How beautiful upon the mountains are the feet of him who brings good news, who publishes peace, who brings good news of happiness, who publishes salvation, who says to Zion, “Your God reigns.”
Who has believed what he has heard from us? And to whom has the arm of the been revealed? For he grew up before him like a young plant, and like a root out of dry ground; he had no form or majesty that we should look at him, and no beauty that we should desire him.
He was despised and rejected by men, a man of sorrows and acquainted with grief;and as one from whom men hide their faces he was despised, and we esteemed him not.
Surely he has borne our griefs and carried our sorrows;yet we esteemed him stricken,smitten by God, and afflicted.But he was pierced for our transgressions;he was crushed for our iniquities;upon him was the chastisement that brought us peace,and with his wounds we are healed.All we like sheep have gone astray;we have turned—every one—to his own way;and the Lord has laid on him the iniquity of us all.
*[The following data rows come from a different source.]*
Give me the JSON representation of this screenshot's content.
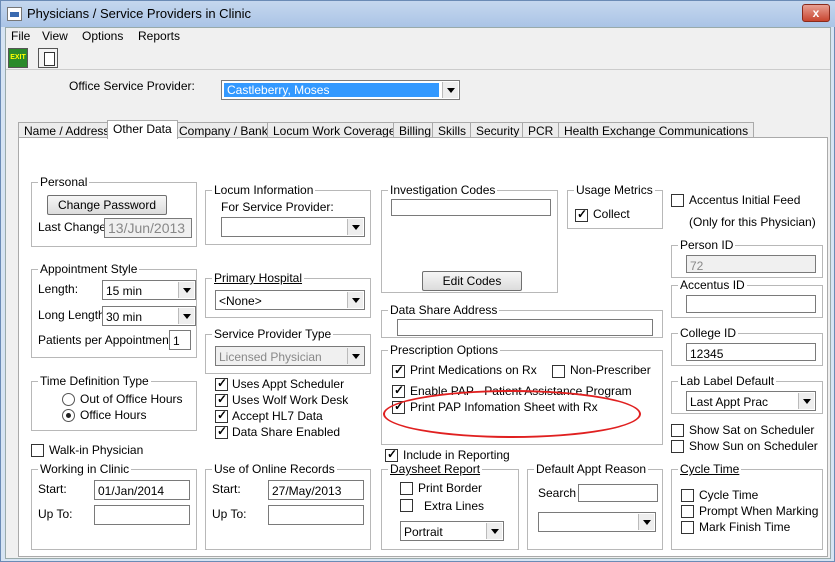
{
  "window": {
    "title": "Physicians / Service Providers in Clinic",
    "close_label": "x"
  },
  "menu": [
    "File",
    "View",
    "Options",
    "Reports"
  ],
  "toolbar": {
    "exit_label": "EXIT"
  },
  "provider": {
    "label": "Office Service Provider:",
    "value": "Castleberry, Moses"
  },
  "tabs": [
    "Name / Address",
    "Other Data",
    "Company / Bank",
    "Locum Work Coverage",
    "Billing",
    "Skills",
    "Security",
    "PCR",
    "Health Exchange Communications"
  ],
  "personal": {
    "title": "Personal",
    "change_password": "Change Password",
    "last_change_label": "Last Change",
    "last_change_value": "13/Jun/2013"
  },
  "appt_style": {
    "title": "Appointment Style",
    "length_label": "Length:",
    "length_value": "15 min",
    "long_length_label": "Long Length:",
    "long_length_value": "30 min",
    "patients_label": "Patients per Appointment:",
    "patients_value": "1"
  },
  "time_def": {
    "title": "Time Definition Type",
    "opt1": "Out of Office Hours",
    "opt2": "Office Hours"
  },
  "walkin": {
    "label": "Walk-in Physician"
  },
  "working": {
    "title": "Working in Clinic",
    "start_label": "Start:",
    "start_value": "01/Jan/2014",
    "upto_label": "Up To:",
    "upto_value": ""
  },
  "locum": {
    "title": "Locum Information",
    "for_label": "For Service Provider:",
    "value": ""
  },
  "hospital": {
    "title": "Primary Hospital",
    "value": "<None>"
  },
  "sp_type": {
    "title": "Service Provider Type",
    "value": "Licensed Physician"
  },
  "checks": {
    "appt_sched": "Uses Appt Scheduler",
    "wolf": "Uses Wolf Work Desk",
    "hl7": "Accept HL7 Data",
    "data_share": "Data Share Enabled"
  },
  "online": {
    "title": "Use of Online Records",
    "start_label": "Start:",
    "start_value": "27/May/2013",
    "upto_label": "Up To:",
    "upto_value": ""
  },
  "investigation": {
    "title": "Investigation Codes",
    "value": "",
    "edit_codes": "Edit Codes"
  },
  "usage": {
    "title": "Usage Metrics",
    "collect": "Collect"
  },
  "data_share_addr": {
    "title": "Data Share Address",
    "value": ""
  },
  "rx": {
    "title": "Prescription Options",
    "print_meds": "Print Medications on Rx",
    "non_prescriber": "Non-Prescriber",
    "enable_pap": "Enable PAP - Patient Assistance Program",
    "print_pap": "Print PAP Infomation Sheet with Rx"
  },
  "include_reporting": "Include in Reporting",
  "daysheet": {
    "title": "Daysheet Report",
    "print_border": "Print Border",
    "extra_lines": "Extra Lines",
    "orientation": "Portrait"
  },
  "default_appt": {
    "title": "Default Appt Reason",
    "search_label": "Search",
    "search_value": "",
    "value": ""
  },
  "accentus": {
    "initial_feed": "Accentus Initial Feed",
    "note": "(Only for this Physician)"
  },
  "person_id": {
    "title": "Person ID",
    "value": "72"
  },
  "accentus_id": {
    "title": "Accentus ID",
    "value": ""
  },
  "college_id": {
    "title": "College ID",
    "value": "12345"
  },
  "lab_label": {
    "title": "Lab Label Default",
    "value": "Last Appt Prac"
  },
  "show_sat": "Show Sat on Scheduler",
  "show_sun": "Show Sun on Scheduler",
  "cycle": {
    "title": "Cycle Time",
    "cycle_time": "Cycle Time",
    "prompt": "Prompt When Marking",
    "mark_finish": "Mark Finish Time"
  }
}
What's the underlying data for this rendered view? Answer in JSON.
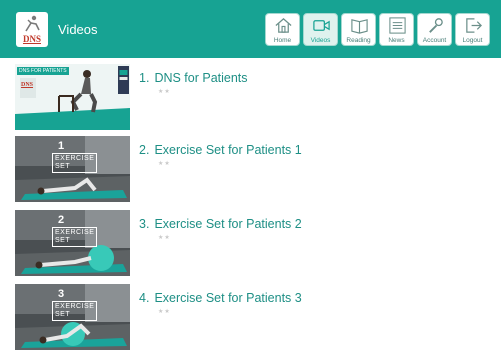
{
  "header": {
    "title": "Videos",
    "logo_text": "DNS",
    "nav": [
      {
        "label": "Home",
        "icon": "home-icon"
      },
      {
        "label": "Videos",
        "icon": "video-camera-icon",
        "active": true
      },
      {
        "label": "Reading",
        "icon": "book-icon"
      },
      {
        "label": "News",
        "icon": "news-lines-icon"
      },
      {
        "label": "Account",
        "icon": "wrench-icon"
      },
      {
        "label": "Logout",
        "icon": "logout-icon"
      }
    ]
  },
  "videos": [
    {
      "number": "1.",
      "title": "DNS for Patients",
      "rating": "★★",
      "thumb_caption": "DNS FOR PATIENTS",
      "thumb_logo": "DNS"
    },
    {
      "number": "2.",
      "title": "Exercise Set for Patients 1",
      "rating": "★★",
      "thumb_num": "1",
      "thumb_line1": "EXERCISE",
      "thumb_line2": "SET"
    },
    {
      "number": "3.",
      "title": "Exercise Set for Patients 2",
      "rating": "★★",
      "thumb_num": "2",
      "thumb_line1": "EXERCISE",
      "thumb_line2": "SET"
    },
    {
      "number": "4.",
      "title": "Exercise Set for Patients 3",
      "rating": "★★",
      "thumb_num": "3",
      "thumb_line1": "EXERCISE",
      "thumb_line2": "SET"
    }
  ],
  "colors": {
    "accent": "#17a393",
    "title": "#1e8f85",
    "mat": "#1aa39a",
    "ball": "#38c9b8"
  }
}
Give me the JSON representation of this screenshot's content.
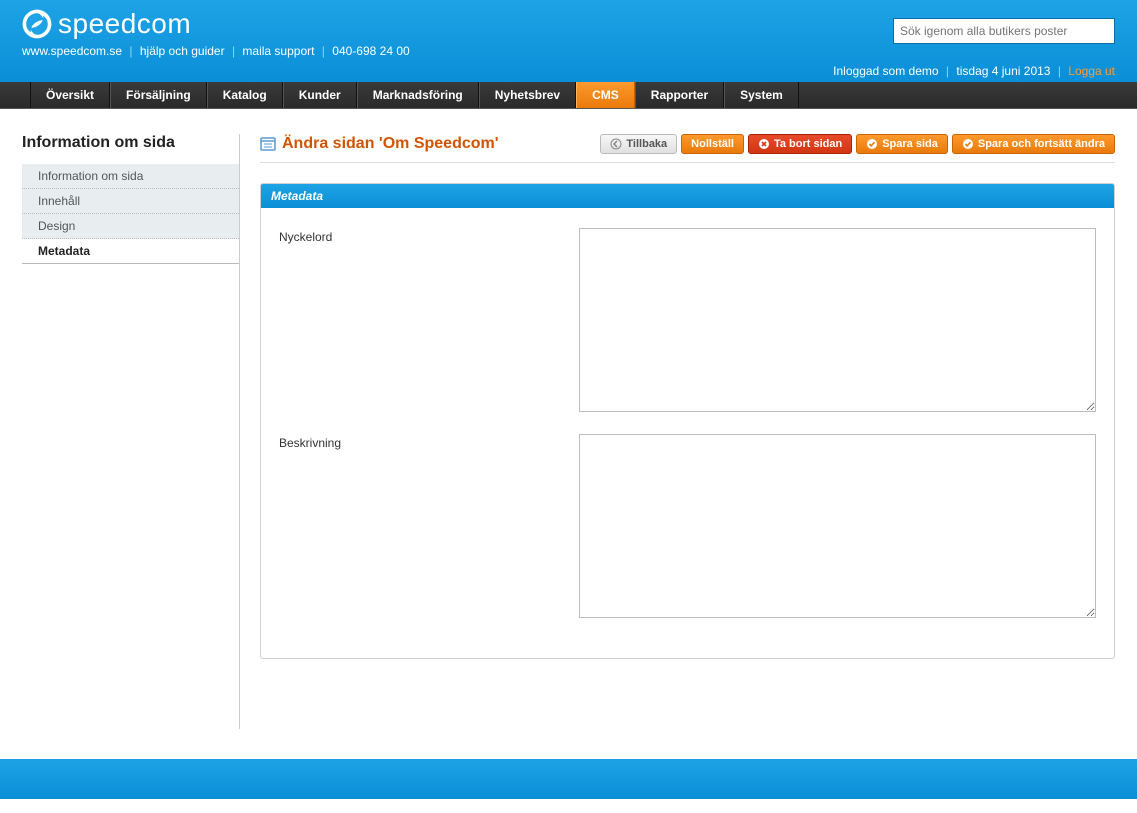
{
  "header": {
    "brand": "speedcom",
    "links": {
      "site": "www.speedcom.se",
      "help": "hjälp och guider",
      "mail": "maila support",
      "phone": "040-698 24 00"
    },
    "search_placeholder": "Sök igenom alla butikers poster",
    "status": {
      "logged_in": "Inloggad som demo",
      "date": "tisdag 4 juni 2013",
      "logout": "Logga ut"
    }
  },
  "nav": {
    "items": [
      {
        "label": "Översikt"
      },
      {
        "label": "Försäljning"
      },
      {
        "label": "Katalog"
      },
      {
        "label": "Kunder"
      },
      {
        "label": "Marknadsföring"
      },
      {
        "label": "Nyhetsbrev"
      },
      {
        "label": "CMS"
      },
      {
        "label": "Rapporter"
      },
      {
        "label": "System"
      }
    ],
    "active": "CMS"
  },
  "sidebar": {
    "title": "Information om sida",
    "items": [
      {
        "label": "Information om sida"
      },
      {
        "label": "Innehåll"
      },
      {
        "label": "Design"
      },
      {
        "label": "Metadata"
      }
    ],
    "active": "Metadata"
  },
  "main": {
    "title": "Ändra sidan 'Om Speedcom'",
    "buttons": {
      "back": "Tillbaka",
      "reset": "Nollställ",
      "delete": "Ta bort sidan",
      "save": "Spara sida",
      "save_continue": "Spara och fortsätt ändra"
    },
    "panel": {
      "head": "Metadata",
      "fields": {
        "keywords_label": "Nyckelord",
        "keywords_value": "",
        "description_label": "Beskrivning",
        "description_value": ""
      }
    }
  }
}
He was oppressed, and he was afflicted, yet he opened not his mouth;like a lamb that is led to the slaughter,and like a sheep that before its shearers is silent,so he opened not his mouth.
Yet it was the will of the Lord to crush him; he has put him to grief;his soul makes an offering for guilt,he shall see his offspring; he shall prolong his days; the will of the Lord shall prosper in his hand.Out of the anguish of his soul he shall see and be satisfied;by his knowledge shall the righteous one, my servant,make many to be accounted righteous,and he shall bear their iniquities.
Therefore I will divide him a portion with the many,and he shall divide the spoil with the strong,because he poured out his soul to death and was numbered with the transgressors;yet he bore the sin of many,and makes intercession for the transgressors.